Belgravia Dispatch: "charlatan, publicity-hound and talent-challenged fraud"

The New York Review of Books finally got around to publishing a review of Michael Moore's Fahrenheit 9/11 ("Is It All Just a Dream?" Volume 51, Number 13 · August 12, 2004).

Belgravia Dispatch has an excellent review of the review:

Put differently, I suspect, for those that hate Bush, they will leave the theater still hating him--but not really anymore than before. For those that like Bush, they will leave unpersuaded and further convinced that Moore is a cheap charlatan. And for any Bush undecideds, they will leave in a blur of pop culture references, a REM song here, a 'Keep on Rocking in the Free World' riff there, a Marine recruiter plying his trade in an iconic mall parking lot there.
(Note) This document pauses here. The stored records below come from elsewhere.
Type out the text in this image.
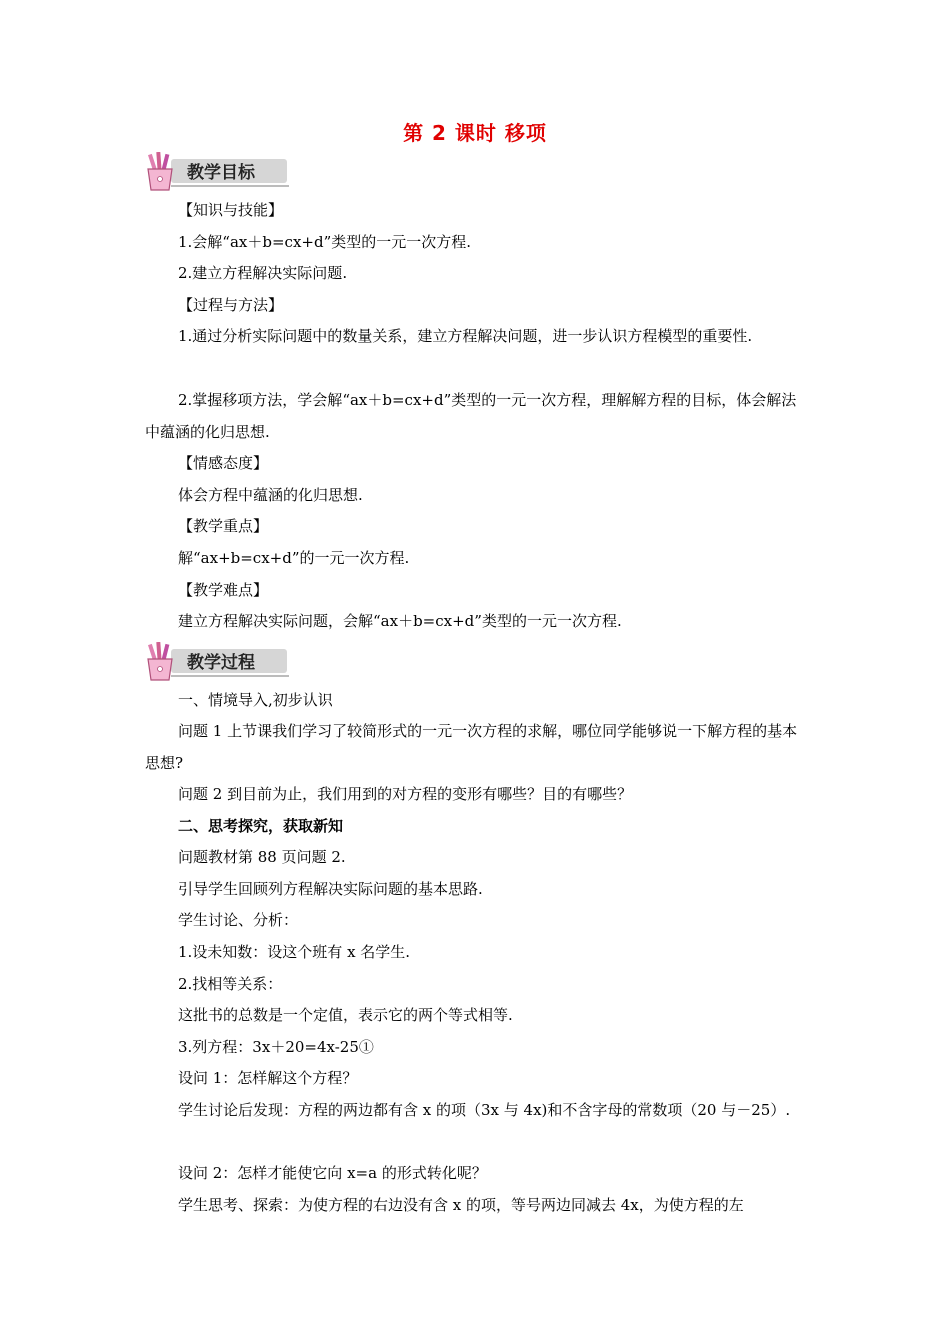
第 2 课时 移项
教学目标
教学过程
【知识与技能】
1.会解“ax＋b=cx+d”类型的一元一次方程.
2.建立方程解决实际问题.
【过程与方法】
1.通过分析实际问题中的数量关系，建立方程解决问题，进一步认识方程模型的重要性.
2.掌握移项方法，学会解“ax＋b=cx+d”类型的一元一次方程，理解解方程的目标，体会解法中蕴涵的化归思想.
【情感态度】
体会方程中蕴涵的化归思想.
【教学重点】
解“ax+b=cx+d”的一元一次方程.
【教学难点】
建立方程解决实际问题，会解“ax＋b=cx+d”类型的一元一次方程.
一、情境导入,初步认识
问题 1 上节课我们学习了较简形式的一元一次方程的求解，哪位同学能够说一下解方程的基本思想?
问题 2 到目前为止，我们用到的对方程的变形有哪些？目的有哪些？
二、思考探究，获取新知
问题教材第 88 页问题 2.
引导学生回顾列方程解决实际问题的基本思路.
学生讨论、分析：
1.设未知数：设这个班有 x 名学生.
2.找相等关系：
这批书的总数是一个定值，表示它的两个等式相等.
3.列方程：3x＋20=4x-25①
设问 1：怎样解这个方程？
学生讨论后发现：方程的两边都有含 x 的项（3x 与 4x)和不含字母的常数项（20 与－25）.
设问 2：怎样才能使它向 x=a 的形式转化呢？
学生思考、探索：为使方程的右边没有含 x 的项，等号两边同减去 4x，为使方程的左
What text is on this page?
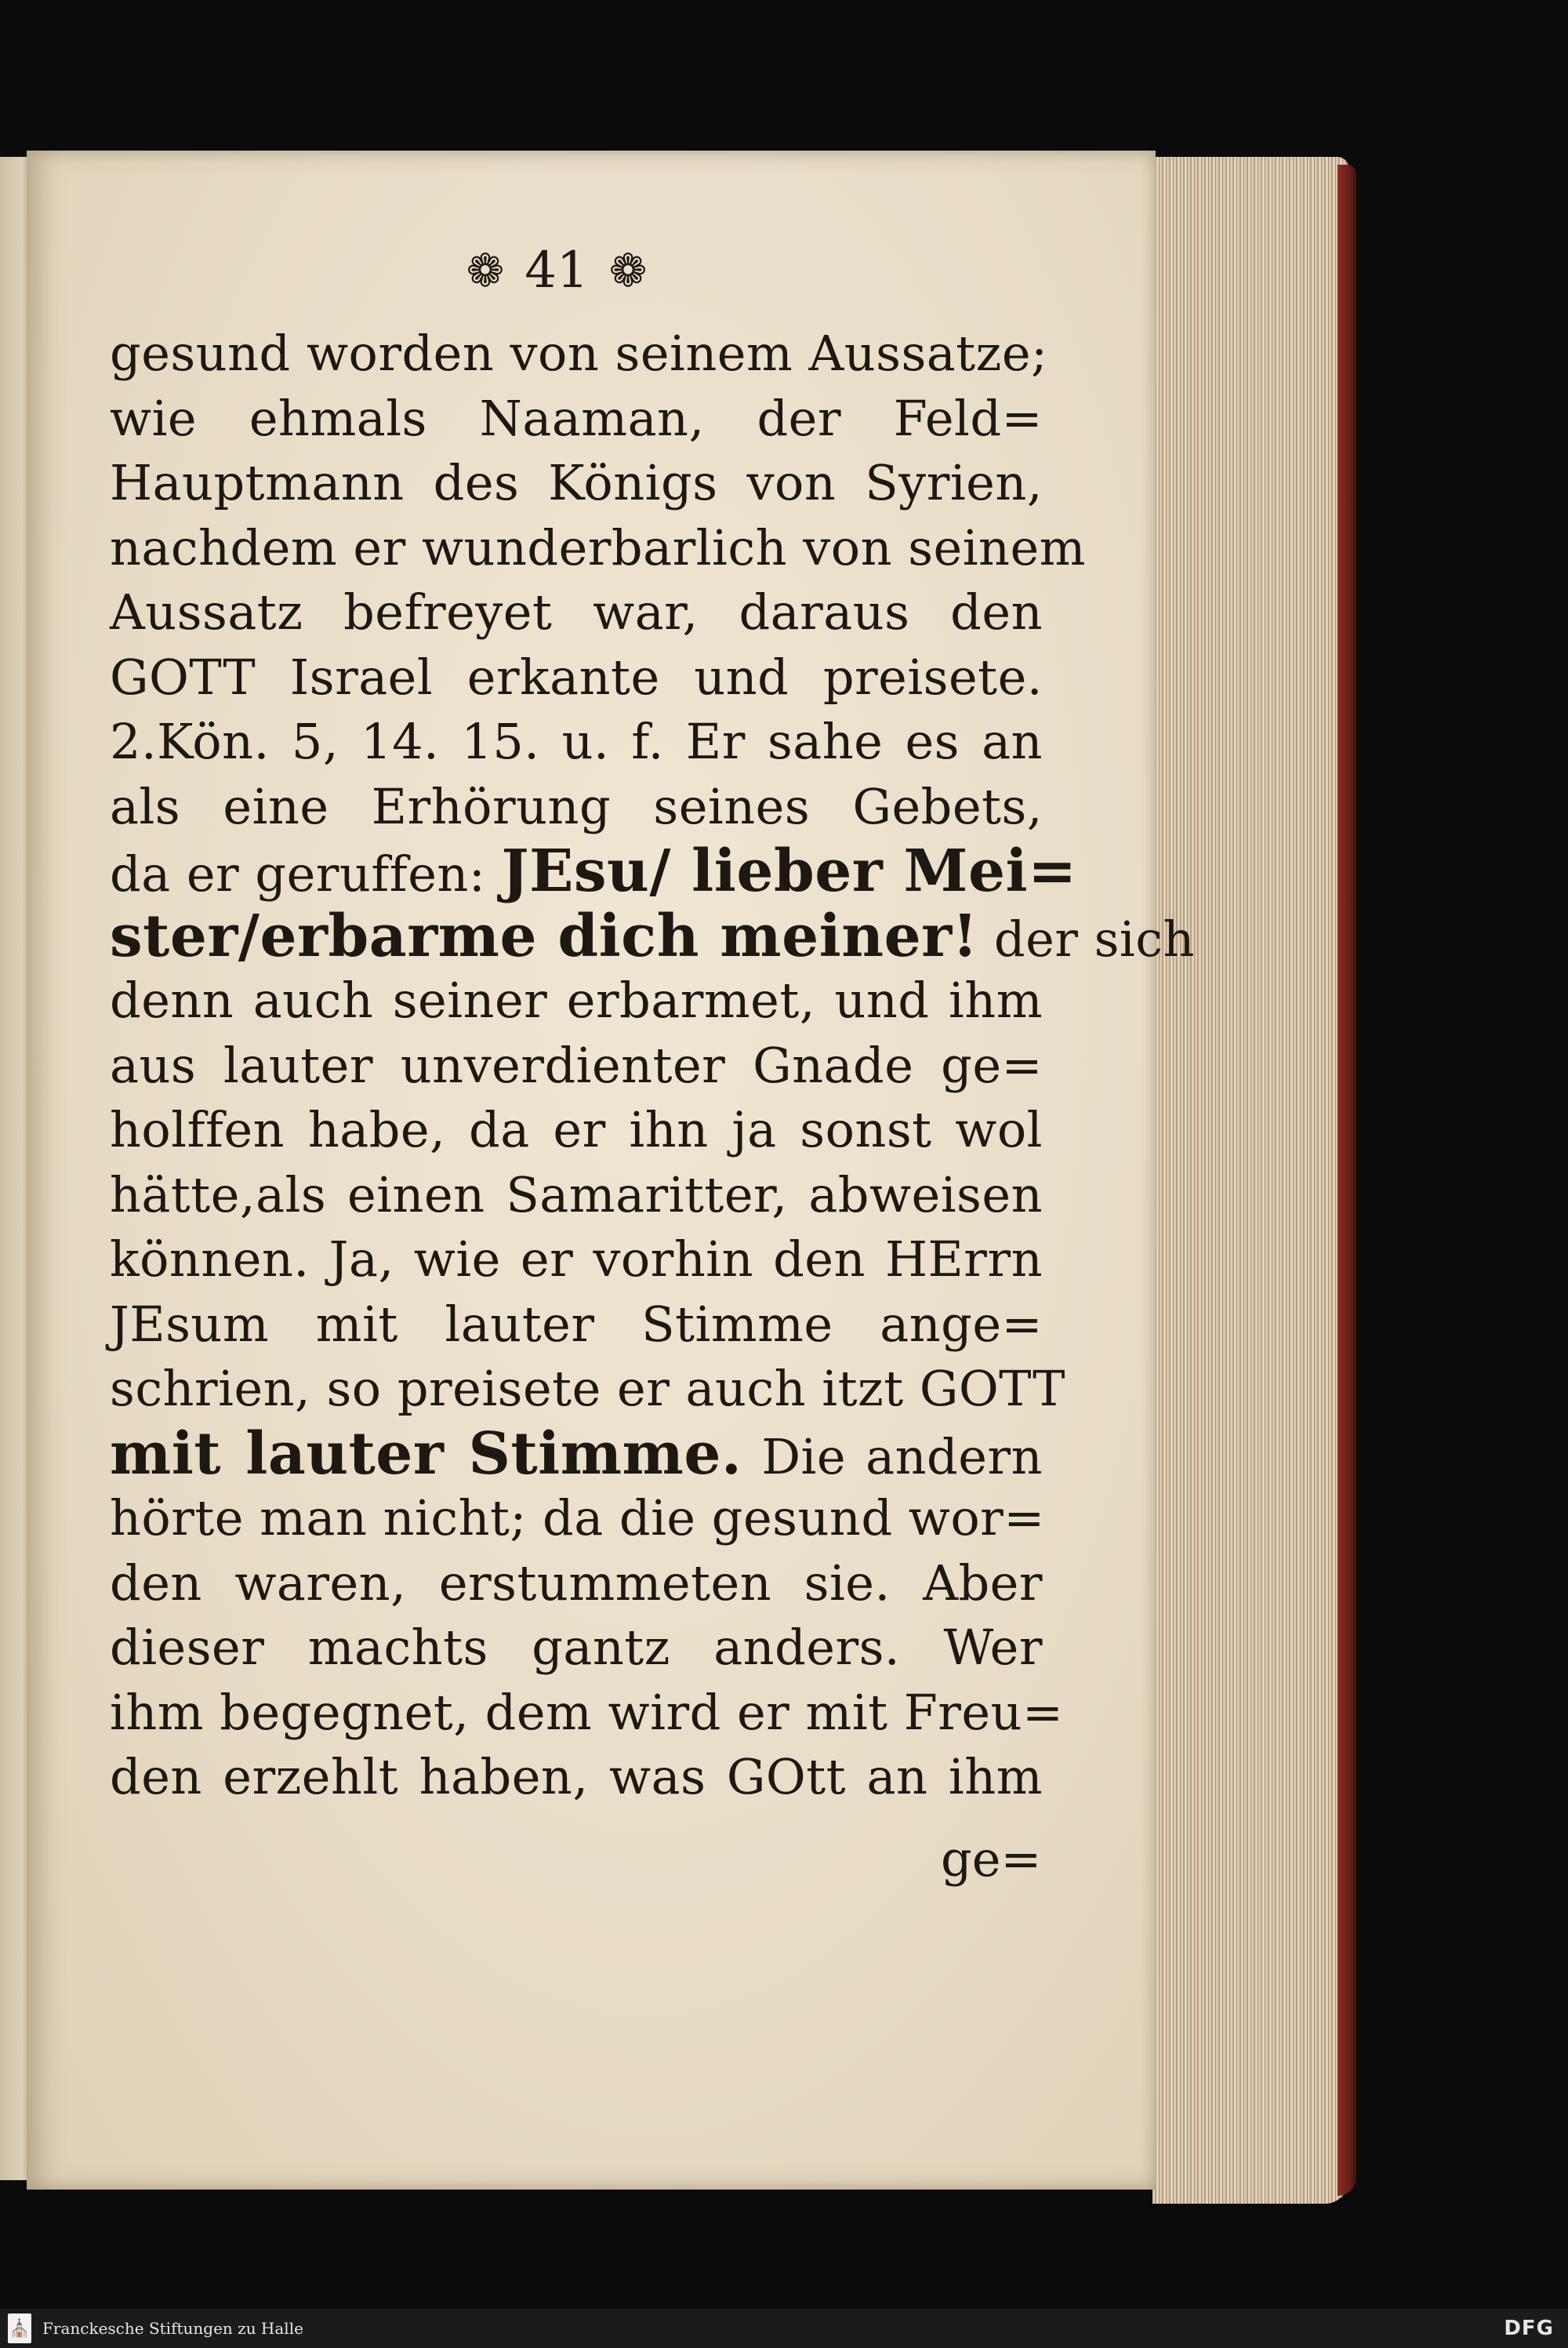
❁ 41 ❁
gesund worden von seinem Aussatze;
wie ehmals Naaman, der Feld=
Hauptmann des Königs von Syrien,
nachdem er wunderbarlich von seinem
Aussatz befreyet war, daraus den
GOTT Israel erkante und preisete.
2.Kön. 5, 14. 15. u. f. Er sahe es an
als eine Erhörung seines Gebets,
da er geruffen: JEsu/ lieber Mei=
ster/erbarme dich meiner! der sich
denn auch seiner erbarmet, und ihm
aus lauter unverdienter Gnade ge=
holffen habe, da er ihn ja sonst wol
hätte,als einen Samaritter, abweisen
können. Ja, wie er vorhin den HErrn
JEsum mit lauter Stimme ange=
schrien, so preisete er auch itzt GOTT
mit lauter Stimme. Die andern
hörte man nicht; da die gesund wor=
den waren, erstummeten sie. Aber
dieser machts gantz anders. Wer
ihm begegnet, dem wird er mit Freu=
den erzehlt haben, was GOtt an ihm
ge=
⛪ Franckesche Stiftungen zu Halle	DFG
So they will leave bemused and entertained--but not truly interested, persuaded on the merits, advanced in knowledge, fulfilled spiritually, improved in any real way (as true art is meant to do). That such efforts are even considered art and worthy of significant prizes speaks to the cultural desert we inhabit today. It's a sad state of affairs--but at least the dangers of a Leni Riefenstahl are not presented by this faux-artist who is really an imbecilic Howard Stern type shock-jock with a camera and a bone to pick from the old Flint days.

So yes, I'm clearly deeply underwhelmed, and doubtless others will increasingly be so going forward. The emperor has no clothes (much like the Cannes jury's selection process).

And yet, like it or not, Fahrehheit 9/11 passes for compelling fare among many. Surely though, better times must beckon? Or has cultural production truly become so desparately bleak? It hasn't, I know (many talents toil in near anonymity), but critics need to yell more loudly so the boorish lout that is Michael Moore is unmasked for the charlatan, publicity-hound and talent-challenged fraud that he is.


Monday, August 09, 2004

911 Commission Criticizes Moore: "No Credible Evidence"

Fueling the Fahrenheit 9/11 controversy, members of the 9/11 Commission dispute filmmaker Michael Moore's claims that 26 members of Osama bin Laden's family were secretly shuttled out of the country while planes were grounded after the terror attacks.

"That's not what we found," commission member Jamie Gorelick said of Moore's assertion that the Saudis were snuck out on a charter flight on Sept. 13 in violation of airspace restrictions.

Gorelick told the Herald that restrictions had been lifted by the time the Saudi planes took off that day and that the FBI interviewed 22 of the 26 members. The others were cleared by the agency of any connection to the attacks, the commission found. . . . READ MORE


Source: "Moore is less than honest, panelist says"
By Dave Wedge

Sunday, August 8, 2004.

Sunday, August 01, 2004

Joey Tartakovsky: "As a polemic, masterful; as a basis for informed decision-making, irresponsible."

Enthusiasts of the film have taken Moore's decision to hire a team of fact-checkers as confirmation of the film's truthfulness. The team certainly has its work cut out. But objections to various details should not cause us to miss the larger point: the real deceit lies not in his "facts," but in how he cobbles them together. There may be some evidence that four thousand Saudi princes manage U.S. foreign policy, a theory of Fahrenheit 9/11 advances, but there is substantially more evidence that they do not. Will the fact-checkers prove that the Saudis are, contrary to popular belief, thrilled with the war on terror? The bottom line is that there exists a boundless sea of "facts," and an ideologue willing to play fast and loose with them can easily manipulate them into extreme or unwarranted conclusions. You can "prove" just about anything and its opposite, and you can traduce any public figure, a President easiest of all.

No one has challenged Michael Moore's right to "reveal" the consequences of President Bush's decisions as brutally as he wants. But this is not what he does. He seeks to embarrass Bush by culling choice footage from hundreds of hours of recording, cutting-and-pasting them in unflattering ways, and then spicing it with wild innuendo and cinematic manipulation. If any one of us were on camera on a daily basis, speaking on record about a half-dozen issues, we'd have quite a blooper reel as well. Fahrenheit 9/11's unforgiving character assassination is corrosive to civil democratic culture. If everyone behaved this way towards their political opponents, and if every important issue were simplified to the point of absurdity, normal political processes would break down. Fahrenheit 9/11 thus resorts to the oldest, nastiest trick in the book: attack Bush's character, not his policies; impugn his motives, not his arguments. It's hard to ignore how relentlessly personal this movie is. All this, even as there remain few matters more in demand of partisan discretion and common decency than terrorism and war. . . .

As a polemic, Fahrenheit 9/11 is masterful; as a basis for informed decision-making, it is irresponsible. The thought that Fahrenheit 9/11's dishonorable message might actually become a basis for individuals to make decisions is the most disconcerting part of all.